Healthy Baked Tilapia: Nutritional Benefits & Easy Cooking Tips
Tilapia (Cooked, Dry Heat) – Nutritional Information
Tilapia, when cooked using dry heat, is a nutrient-dense and versatile fish, offering a host of essential vitamins and minerals. It is a lean source of protein, low in fat, and virtually free of carbohydrates. Tilapia is an excellent choice for those looking to maintain a healthy diet while enjoying a mild-tasting fish that pairs well with a variety of seasonings and sides.
Here’s a detailed breakdown of the nutritional values of tilapia per 100 grams:
| Nutrient | Amount | 
|---|---|
| Energy (Calories) | 128.0 kcal | 
| Protein | 26.15 g | 
| Total Fat | 2.65 g | 
| Saturated Fat | 0.94 g | 
| Carbohydrates | 0.0 g | 
| Fiber | 0.0 g | 
| Sugars | 0.0 g | 
| Calcium | 14.0 mg | 
| Iron | 0.69 mg | 
| Magnesium | 34.0 mg | 
| Phosphorus | 204.0 mg | 
| Potassium | 380.0 mg | 
| Sodium | 56.0 mg | 
| Zinc | 0.41 mg | 
| Copper | 0.075 mcg | 
| Manganese | 0.037 mg | 
| Selenium | 54.4 mcg | 
| Vitamin C | 0.0 mg | 
| Thiamin (B1) | 0.093 mg | 
| Riboflavin (B2) | 0.073 mg | 
| Niacin (B3) | 4.745 mg | 
| Vitamin B6 | 0.123 mg | 
| Folate (B9) | 6.0 mcg | 
| Vitamin B12 | 1.86 mcg | 
| Vitamin A | 0.0 mcg | 
| Vitamin E | 0.79 mg | 
| Vitamin D2 | 3.7 mcg | 
Health Benefits of Tilapia
- High in Protein: With over 26 grams of protein per 100 grams, tilapia is an excellent source of lean protein, crucial for muscle growth, repair, and overall body function.
- Low in Fat: Tilapia contains only 2.65 grams of total fat, making it a heart-healthy choice for those seeking to reduce their fat intake.
- Rich in Essential Minerals: This fish provides a good source of phosphorus, magnesium, potassium, and selenium, which support bone health, nerve function, and immune system performance.
- Vitamin-Rich: While tilapia contains modest amounts of several B vitamins (such as niacin and vitamin B12), it is particularly beneficial for energy metabolism and red blood cell formation.
Allergen Information
Tilapia is considered a low-risk allergen for most individuals, but like all fish, it can cause allergic reactions in people who are sensitive to seafood. If you have a known fish allergy, it is advised to avoid tilapia or any other fish products.
Dietary Preferences
- Gluten-Free: Tilapia is naturally free of gluten, making it suitable for those with celiac disease or gluten sensitivities.
- Low-Carb: As tilapia contains no carbohydrates, it is ideal for those following low-carb, keto, or diabetic-friendly diets.

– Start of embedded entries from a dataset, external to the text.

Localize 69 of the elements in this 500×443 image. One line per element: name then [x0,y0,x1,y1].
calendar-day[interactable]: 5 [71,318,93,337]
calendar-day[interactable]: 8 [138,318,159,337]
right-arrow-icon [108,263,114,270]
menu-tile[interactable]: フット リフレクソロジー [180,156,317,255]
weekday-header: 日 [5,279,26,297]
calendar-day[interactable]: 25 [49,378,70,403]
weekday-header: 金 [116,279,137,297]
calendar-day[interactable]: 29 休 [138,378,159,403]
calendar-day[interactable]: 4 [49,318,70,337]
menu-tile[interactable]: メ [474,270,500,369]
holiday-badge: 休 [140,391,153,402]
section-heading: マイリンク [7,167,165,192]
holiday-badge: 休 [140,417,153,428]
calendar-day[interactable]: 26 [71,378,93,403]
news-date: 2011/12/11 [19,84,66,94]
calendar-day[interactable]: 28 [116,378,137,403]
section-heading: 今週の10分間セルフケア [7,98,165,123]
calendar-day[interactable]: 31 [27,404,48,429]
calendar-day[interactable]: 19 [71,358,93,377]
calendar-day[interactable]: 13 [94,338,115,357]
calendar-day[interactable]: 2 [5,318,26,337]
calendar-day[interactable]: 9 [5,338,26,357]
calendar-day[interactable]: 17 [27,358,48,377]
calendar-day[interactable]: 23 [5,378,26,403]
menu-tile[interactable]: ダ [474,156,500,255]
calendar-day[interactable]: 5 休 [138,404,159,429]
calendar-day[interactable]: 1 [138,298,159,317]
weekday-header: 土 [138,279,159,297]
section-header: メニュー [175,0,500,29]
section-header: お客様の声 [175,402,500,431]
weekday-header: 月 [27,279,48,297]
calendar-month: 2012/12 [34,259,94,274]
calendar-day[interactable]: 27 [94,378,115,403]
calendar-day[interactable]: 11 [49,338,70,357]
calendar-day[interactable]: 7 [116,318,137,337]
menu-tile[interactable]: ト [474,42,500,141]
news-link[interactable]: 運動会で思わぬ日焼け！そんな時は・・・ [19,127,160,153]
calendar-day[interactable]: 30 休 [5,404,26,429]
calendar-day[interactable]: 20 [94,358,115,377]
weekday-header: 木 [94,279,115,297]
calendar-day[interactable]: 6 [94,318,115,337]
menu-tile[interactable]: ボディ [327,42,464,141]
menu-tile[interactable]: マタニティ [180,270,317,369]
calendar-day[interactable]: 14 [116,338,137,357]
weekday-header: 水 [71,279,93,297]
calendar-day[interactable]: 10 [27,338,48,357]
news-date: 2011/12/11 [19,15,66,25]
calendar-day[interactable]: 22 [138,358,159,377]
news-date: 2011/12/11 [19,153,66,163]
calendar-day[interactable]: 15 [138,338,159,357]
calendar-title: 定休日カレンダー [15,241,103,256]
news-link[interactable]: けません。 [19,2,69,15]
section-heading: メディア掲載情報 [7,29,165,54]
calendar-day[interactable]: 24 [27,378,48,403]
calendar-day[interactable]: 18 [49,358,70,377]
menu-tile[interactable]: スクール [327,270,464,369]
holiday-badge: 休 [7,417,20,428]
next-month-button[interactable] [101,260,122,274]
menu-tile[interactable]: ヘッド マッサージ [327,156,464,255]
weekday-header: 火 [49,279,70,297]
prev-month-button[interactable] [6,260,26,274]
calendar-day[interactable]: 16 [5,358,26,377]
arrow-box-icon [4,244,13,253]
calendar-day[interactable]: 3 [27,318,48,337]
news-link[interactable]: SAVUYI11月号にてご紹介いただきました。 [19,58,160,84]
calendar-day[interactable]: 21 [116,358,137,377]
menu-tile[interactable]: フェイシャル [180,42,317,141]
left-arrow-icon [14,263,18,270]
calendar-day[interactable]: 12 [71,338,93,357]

- Paleo-Friendly: Tilapia fits well into paleo diets, offering a lean protein source without processed ingredients or grains.
Cooking Tips
Tilapia can be cooked in various ways, including grilling, baking, or pan-frying. It pairs wonderfully with lemon, herbs, or spices like paprika, garlic, or thyme. For a simple and healthy preparation, try baking tilapia with a sprinkle of olive oil, fresh herbs, and a squeeze of lemon. Its mild flavor allows it to complement both light vegetable sides and heartier grains like quinoa or rice.
Conclusion
Tilapia is an excellent choice for a healthy, protein-packed meal. It is low in fat, high in essential nutrients, and versatile enough to be incorporated into a wide variety of dishes. Whether you’re looking for a light weeknight dinner or a simple protein addition to your meal, tilapia is an accessible and nutritious option.